Many people with type 1 diabetes have problems keeping their blood glucose levels under control when exercising, according to a new US study.
Exercise is extremely beneficial for people with type 1 diabetes because it can help regulate blood sugar levels and reduce the risk of cardiovascular disease. But hypoglycemia always needs to be carefully managed before, during and after exercise.
In this new study, a research team led by Dr Jordan Pinsker at the William Sansum Diabetes Centre, California, asked adults with type 1 diabetes to complete an online survey which focused on diabetes self-management and exercise.
The 502 adults who completed the survey were recruited from the Type 1 Diabetes Exchange’s online patient community, Glu.
Prior to filling in the survey, Pinsker’s team wanted to investigate if it was possible to reduce the risk of early- and late-onset hypoglycemia following exercise .
They explored this possibility by making considered changes in carbohydrate intake and insulin use. Patients’ exercise preparations and insulin management techniques were examined before and after physical activity, and the researchers analysed how management changes could affect their routines.

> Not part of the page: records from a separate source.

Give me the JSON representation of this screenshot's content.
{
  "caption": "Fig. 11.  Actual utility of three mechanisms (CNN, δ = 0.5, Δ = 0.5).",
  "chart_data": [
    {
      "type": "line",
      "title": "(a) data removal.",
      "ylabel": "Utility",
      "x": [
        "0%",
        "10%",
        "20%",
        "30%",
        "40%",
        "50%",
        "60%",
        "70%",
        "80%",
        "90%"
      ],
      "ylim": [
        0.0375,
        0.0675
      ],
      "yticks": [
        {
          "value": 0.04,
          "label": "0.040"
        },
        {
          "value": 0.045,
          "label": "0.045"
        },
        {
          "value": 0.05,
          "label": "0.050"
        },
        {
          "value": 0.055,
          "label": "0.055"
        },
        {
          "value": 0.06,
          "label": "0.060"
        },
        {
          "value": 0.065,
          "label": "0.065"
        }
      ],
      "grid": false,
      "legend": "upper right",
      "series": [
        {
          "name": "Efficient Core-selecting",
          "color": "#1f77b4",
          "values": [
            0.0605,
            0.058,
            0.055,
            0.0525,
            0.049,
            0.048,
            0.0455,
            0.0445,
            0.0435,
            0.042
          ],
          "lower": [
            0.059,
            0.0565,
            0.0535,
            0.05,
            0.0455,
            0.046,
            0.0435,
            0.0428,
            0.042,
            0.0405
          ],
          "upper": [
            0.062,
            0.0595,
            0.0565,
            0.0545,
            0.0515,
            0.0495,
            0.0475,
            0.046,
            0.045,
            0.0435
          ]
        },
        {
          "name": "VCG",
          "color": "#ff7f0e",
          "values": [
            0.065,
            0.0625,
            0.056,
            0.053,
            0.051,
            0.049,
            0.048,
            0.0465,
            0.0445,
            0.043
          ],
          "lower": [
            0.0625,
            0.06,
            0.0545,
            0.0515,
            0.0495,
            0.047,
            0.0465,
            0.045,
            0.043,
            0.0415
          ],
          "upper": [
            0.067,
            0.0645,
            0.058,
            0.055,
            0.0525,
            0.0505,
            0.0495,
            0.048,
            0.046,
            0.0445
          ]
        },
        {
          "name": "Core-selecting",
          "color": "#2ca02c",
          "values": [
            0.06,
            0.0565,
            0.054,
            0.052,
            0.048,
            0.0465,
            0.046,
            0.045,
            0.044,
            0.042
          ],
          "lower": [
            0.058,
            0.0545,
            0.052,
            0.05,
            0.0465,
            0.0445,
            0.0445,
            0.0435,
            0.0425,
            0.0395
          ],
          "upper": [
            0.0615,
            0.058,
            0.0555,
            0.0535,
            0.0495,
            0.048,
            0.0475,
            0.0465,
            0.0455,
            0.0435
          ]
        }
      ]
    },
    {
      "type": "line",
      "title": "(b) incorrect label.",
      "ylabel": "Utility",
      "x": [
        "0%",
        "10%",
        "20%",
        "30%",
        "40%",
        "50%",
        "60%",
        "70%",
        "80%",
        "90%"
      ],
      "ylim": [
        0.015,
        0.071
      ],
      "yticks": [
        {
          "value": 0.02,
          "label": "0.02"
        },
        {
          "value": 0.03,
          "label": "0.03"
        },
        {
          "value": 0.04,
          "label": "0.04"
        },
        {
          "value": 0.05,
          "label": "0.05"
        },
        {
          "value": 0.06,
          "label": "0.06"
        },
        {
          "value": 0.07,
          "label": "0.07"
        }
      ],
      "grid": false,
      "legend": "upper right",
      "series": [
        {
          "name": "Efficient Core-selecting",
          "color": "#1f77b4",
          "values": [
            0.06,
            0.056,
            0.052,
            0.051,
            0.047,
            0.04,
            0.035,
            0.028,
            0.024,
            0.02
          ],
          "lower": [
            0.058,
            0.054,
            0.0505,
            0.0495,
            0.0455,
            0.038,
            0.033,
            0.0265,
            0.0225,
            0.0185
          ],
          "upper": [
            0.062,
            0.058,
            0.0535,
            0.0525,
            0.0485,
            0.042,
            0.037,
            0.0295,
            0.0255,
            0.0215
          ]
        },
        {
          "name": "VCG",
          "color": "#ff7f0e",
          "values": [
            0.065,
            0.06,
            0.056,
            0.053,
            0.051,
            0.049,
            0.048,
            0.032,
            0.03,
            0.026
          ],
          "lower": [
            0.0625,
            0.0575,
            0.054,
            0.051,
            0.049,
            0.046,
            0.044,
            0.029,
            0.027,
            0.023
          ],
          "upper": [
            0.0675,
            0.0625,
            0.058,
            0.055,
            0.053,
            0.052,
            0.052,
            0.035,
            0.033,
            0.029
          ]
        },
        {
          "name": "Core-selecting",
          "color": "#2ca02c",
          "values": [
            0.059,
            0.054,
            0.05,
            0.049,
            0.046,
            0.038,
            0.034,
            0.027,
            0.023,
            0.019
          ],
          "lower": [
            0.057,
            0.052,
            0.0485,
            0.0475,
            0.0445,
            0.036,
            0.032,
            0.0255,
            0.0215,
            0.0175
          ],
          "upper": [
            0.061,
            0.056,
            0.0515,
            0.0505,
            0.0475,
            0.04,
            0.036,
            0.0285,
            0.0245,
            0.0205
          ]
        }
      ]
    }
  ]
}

The study revealed that 79 per cent of participants increased their carbohydrate intake before exercise; 69 per cent increased carb intake after exercise. Furthermore, 53 per cent decreased their bolus insulin before exercise, while 46 per cent decreased it after exercise.
Even after making changes to their management regimen, 70 per cent of people reported having low blood sugar after exercise. This, according to Pinsker’s team, needs to be addressed.
Participants found it hard to control their blood sugar levels during exercise and felt worried that exercising would lead to them experiencing hypoglycemia. This was the case among users of both insulin pump therapy and continuous glucose monitoring (CGM).
“These findings highlight the need for exercise-management strategies tailored to individuals’ overall diabetes management are needed for people to better manage their condition and avoid hypos,” said the study authors.
The findings appear in the Canadian Journal of Diabetes.